In the glider world, “speed is life.” And Ashley had used it to textbook perfection flying us in undetected and safely. But now, on the ground, speed was not our friend, and neither was the ice. Matter of fact, the present combination of the two could well prove fatal. The tree line loomed large, and while my inclination was to duck, I couldn’t. Neither could Bill, who lurched left, throwing his body in front of the vice president as the tree limbs tore off the propeller and blew out the windshield. Calmly, as if driving through a car wash, Ashley threaded the needle and steered the plane between the pines, which ripped both wings off the 1947 fuselage and sent us careening into a snowbank.

Which brought us to an abrupt stop.

When the snow cleared, Gunner licked my face. His way of asking me if I was okay and telling me he never wanted to do that again. “Me neither,” I said.
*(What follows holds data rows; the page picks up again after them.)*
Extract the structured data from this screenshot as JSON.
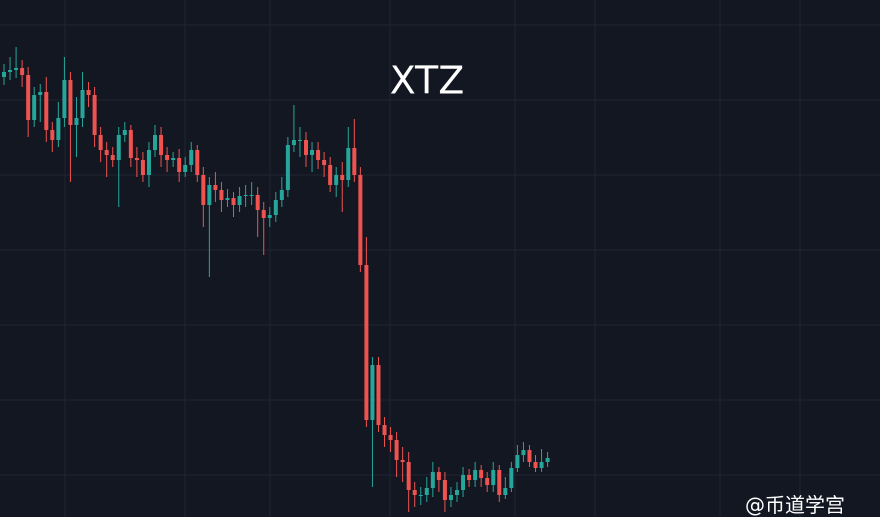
{
  "chart_data": {
    "type": "candlestick",
    "title": "XTZ",
    "watermark": "@币道学宫",
    "up_color": "#26a69a",
    "down_color": "#ef5350",
    "ylim": [
      0,
      517
    ],
    "open": [
      440,
      445,
      447,
      449,
      442,
      397,
      422,
      425,
      387,
      377,
      399,
      437,
      392,
      399,
      427,
      422,
      382,
      367,
      362,
      357,
      382,
      387,
      359,
      357,
      342,
      367,
      382,
      362,
      357,
      359,
      345,
      352,
      367,
      342,
      312,
      332,
      327,
      317,
      319,
      312,
      321,
      322,
      322,
      307,
      299,
      302,
      317,
      327,
      372,
      377,
      377,
      362,
      367,
      357,
      352,
      332,
      342,
      337,
      369,
      342,
      252,
      97,
      152,
      92,
      82,
      77,
      57,
      55,
      27,
      22,
      22,
      29,
      45,
      37,
      17,
      22,
      27,
      42,
      37,
      47,
      39,
      32,
      47,
      22,
      29,
      49,
      62,
      67,
      55,
      49,
      55
    ],
    "high": [
      453,
      460,
      470,
      457,
      450,
      430,
      433,
      440,
      395,
      415,
      460,
      445,
      420,
      445,
      435,
      430,
      390,
      375,
      370,
      390,
      395,
      392,
      370,
      365,
      375,
      392,
      390,
      370,
      365,
      368,
      360,
      375,
      372,
      350,
      340,
      345,
      335,
      328,
      325,
      330,
      332,
      335,
      330,
      315,
      310,
      325,
      340,
      380,
      412,
      390,
      385,
      375,
      375,
      365,
      360,
      350,
      355,
      390,
      398,
      350,
      280,
      160,
      160,
      100,
      90,
      85,
      70,
      65,
      35,
      30,
      40,
      55,
      50,
      45,
      30,
      35,
      50,
      48,
      55,
      52,
      45,
      55,
      52,
      40,
      55,
      72,
      75,
      72,
      62,
      68,
      65
    ],
    "low": [
      432,
      437,
      439,
      430,
      380,
      390,
      395,
      375,
      365,
      370,
      390,
      335,
      360,
      390,
      410,
      370,
      355,
      340,
      350,
      310,
      375,
      350,
      340,
      335,
      330,
      360,
      350,
      345,
      350,
      335,
      340,
      345,
      335,
      290,
      240,
      315,
      305,
      310,
      300,
      305,
      310,
      312,
      280,
      262,
      290,
      295,
      310,
      320,
      365,
      360,
      350,
      345,
      348,
      340,
      325,
      320,
      305,
      330,
      335,
      245,
      90,
      30,
      85,
      70,
      65,
      40,
      35,
      5,
      10,
      12,
      15,
      20,
      25,
      5,
      10,
      15,
      20,
      30,
      30,
      30,
      25,
      25,
      15,
      18,
      25,
      45,
      55,
      50,
      45,
      45,
      50
    ],
    "close": [
      445,
      447,
      449,
      442,
      397,
      422,
      425,
      387,
      377,
      399,
      437,
      392,
      399,
      427,
      422,
      382,
      367,
      362,
      357,
      382,
      387,
      359,
      357,
      342,
      367,
      382,
      362,
      357,
      359,
      345,
      352,
      367,
      342,
      312,
      332,
      327,
      317,
      319,
      312,
      321,
      322,
      322,
      307,
      299,
      302,
      317,
      327,
      372,
      377,
      377,
      362,
      367,
      357,
      352,
      332,
      342,
      337,
      369,
      342,
      252,
      97,
      152,
      92,
      82,
      77,
      57,
      55,
      27,
      22,
      22,
      29,
      45,
      37,
      17,
      22,
      27,
      42,
      37,
      47,
      39,
      32,
      47,
      22,
      29,
      49,
      62,
      67,
      55,
      49,
      55,
      59
    ]
  }
}
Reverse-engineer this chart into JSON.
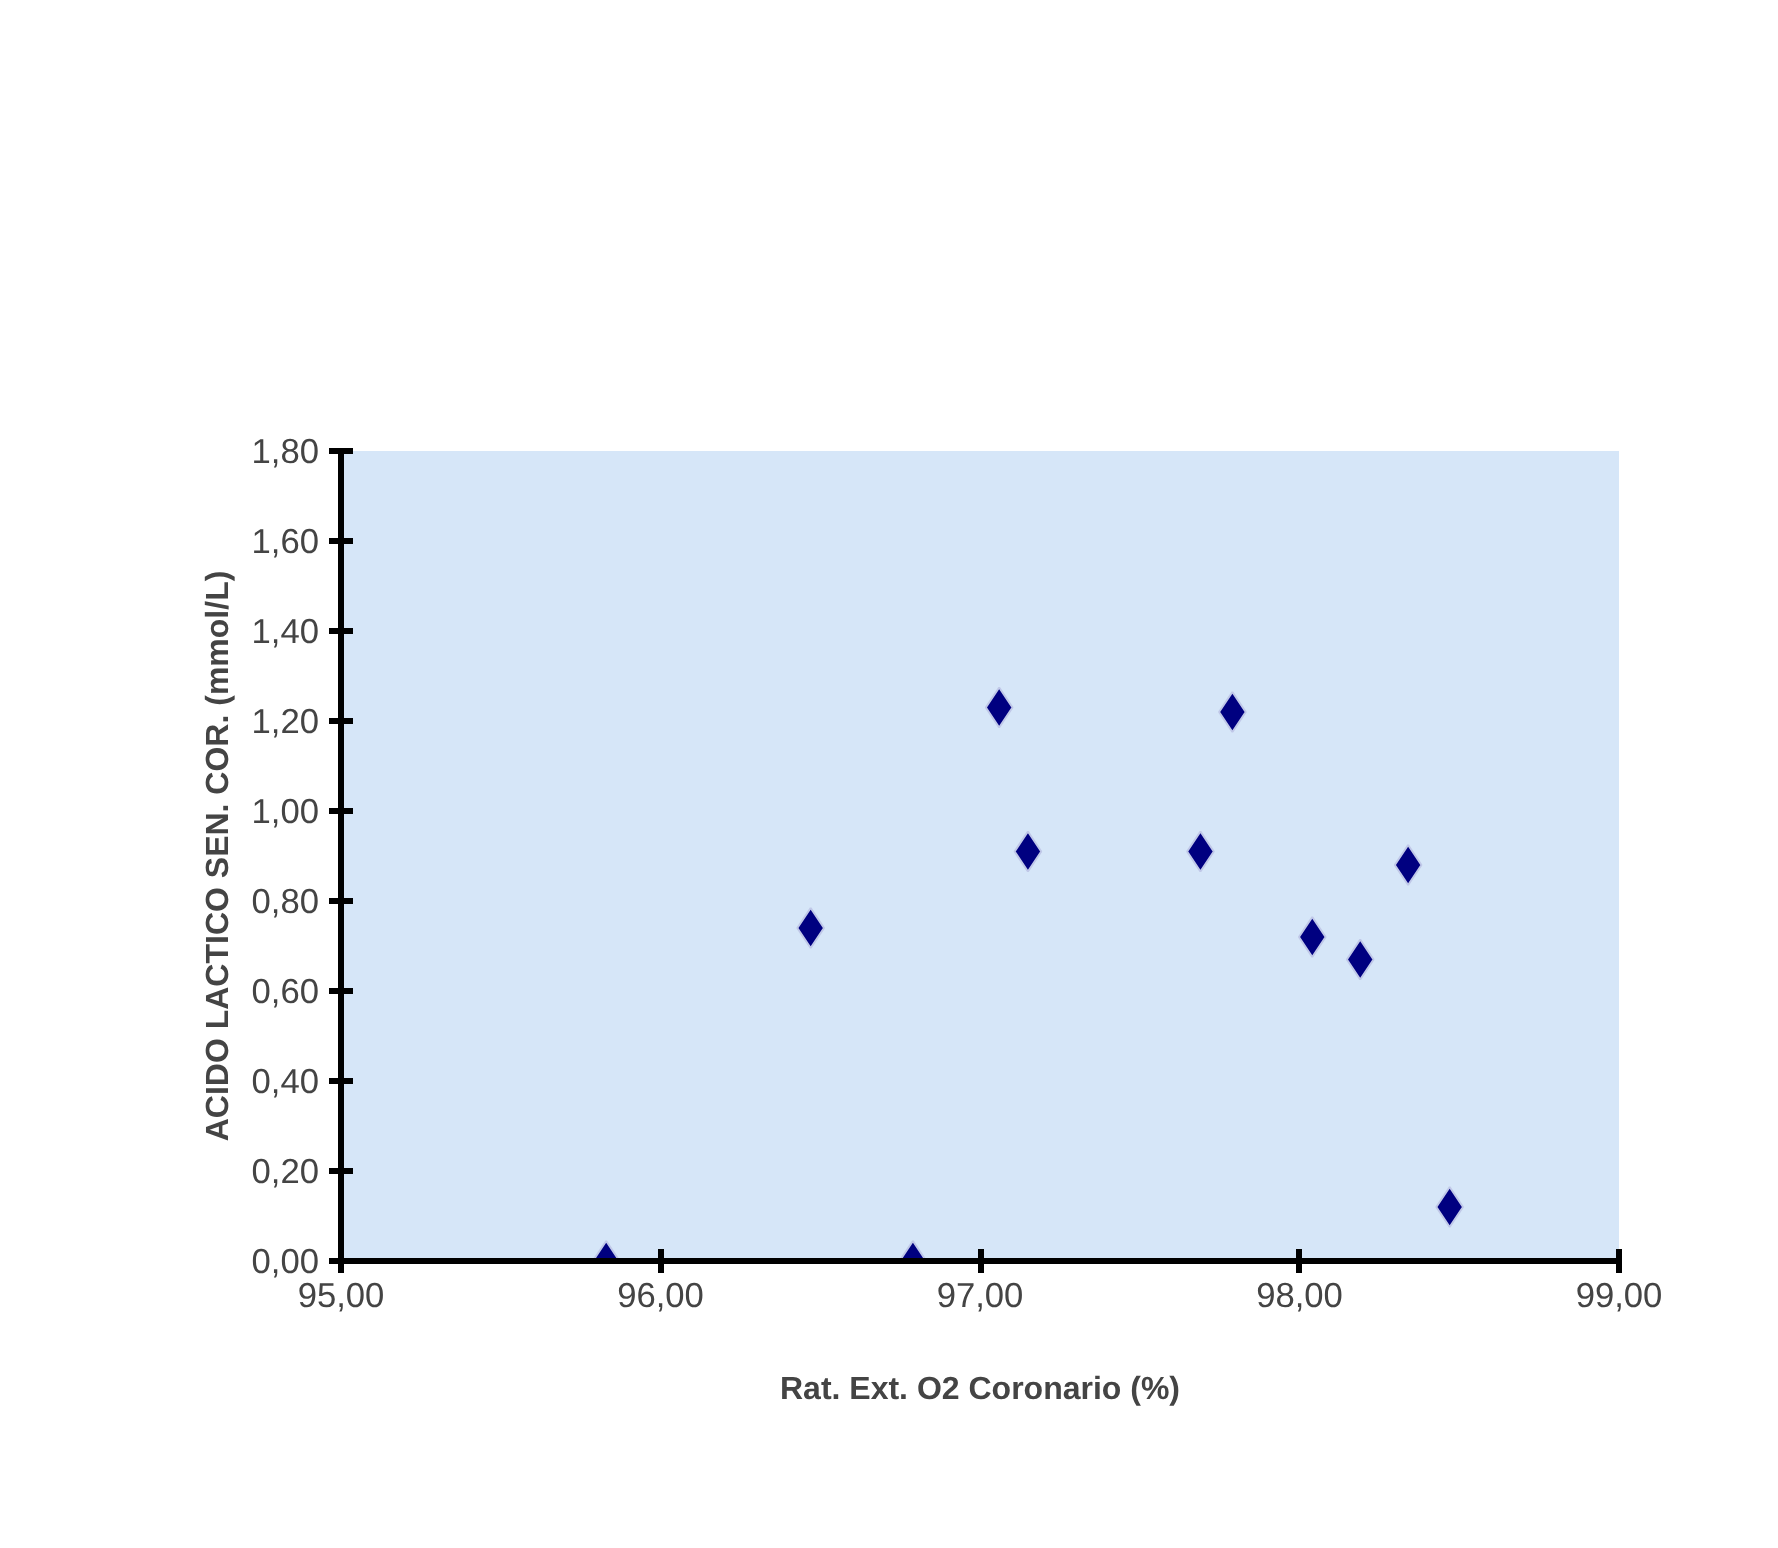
{
  "chart_data": {
    "type": "scatter",
    "xlabel": "Rat. Ext. O2 Coronario (%)",
    "ylabel": "ACIDO LACTICO SEN. COR. (mmol/L)",
    "x": [
      95.83,
      96.79,
      96.47,
      97.06,
      97.15,
      97.69,
      97.79,
      98.04,
      98.19,
      98.34,
      98.47
    ],
    "series": [
      {
        "color": "#000080",
        "values": [
          0,
          0,
          0.74,
          1.23,
          0.91,
          0.91,
          1.22,
          0.72,
          0.67,
          0.88,
          0.12
        ]
      }
    ],
    "xlim": [
      95,
      99
    ],
    "ylim": [
      0,
      1.8
    ],
    "xticks": [
      {
        "value": 95,
        "label": "95,00"
      },
      {
        "value": 96,
        "label": "96,00"
      },
      {
        "value": 97,
        "label": "97,00"
      },
      {
        "value": 98,
        "label": "98,00"
      },
      {
        "value": 99,
        "label": "99,00"
      }
    ],
    "yticks": [
      {
        "value": 0,
        "label": "0,00"
      },
      {
        "value": 0.2,
        "label": "0,20"
      },
      {
        "value": 0.4,
        "label": "0,40"
      },
      {
        "value": 0.6,
        "label": "0,60"
      },
      {
        "value": 0.8,
        "label": "0,80"
      },
      {
        "value": 1.0,
        "label": "1,00"
      },
      {
        "value": 1.2,
        "label": "1,20"
      },
      {
        "value": 1.4,
        "label": "1,40"
      },
      {
        "value": 1.6,
        "label": "1,60"
      },
      {
        "value": 1.8,
        "label": "1,80"
      }
    ],
    "grid": false,
    "marker": "diamond"
  }
}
Then he licked me again. “I’m good, boy. Come on.” We dug ourselves out only to find that Bill had already pulled Ashley out the windshield. Ashley stood, teetering a bit, a gash on his forehead. Blood spilling down his face. Bill was mopping it up as I spoke. “You good, sir?” Any idiot could tell he wasn’t, but I also knew no power on earth was going to keep him out of that cabin.

He blinked to clear the blood from one eye. “Never better.”

Camp walked up alongside and put his hand on the vice president’s shoulder. “You really stuck that landing, sir. Almost perfect, ’cept I had to deduct two-tenths for ripping off both wings. Nine-eight is the best I can do.”

Aaron half smiled and Bill chuckled.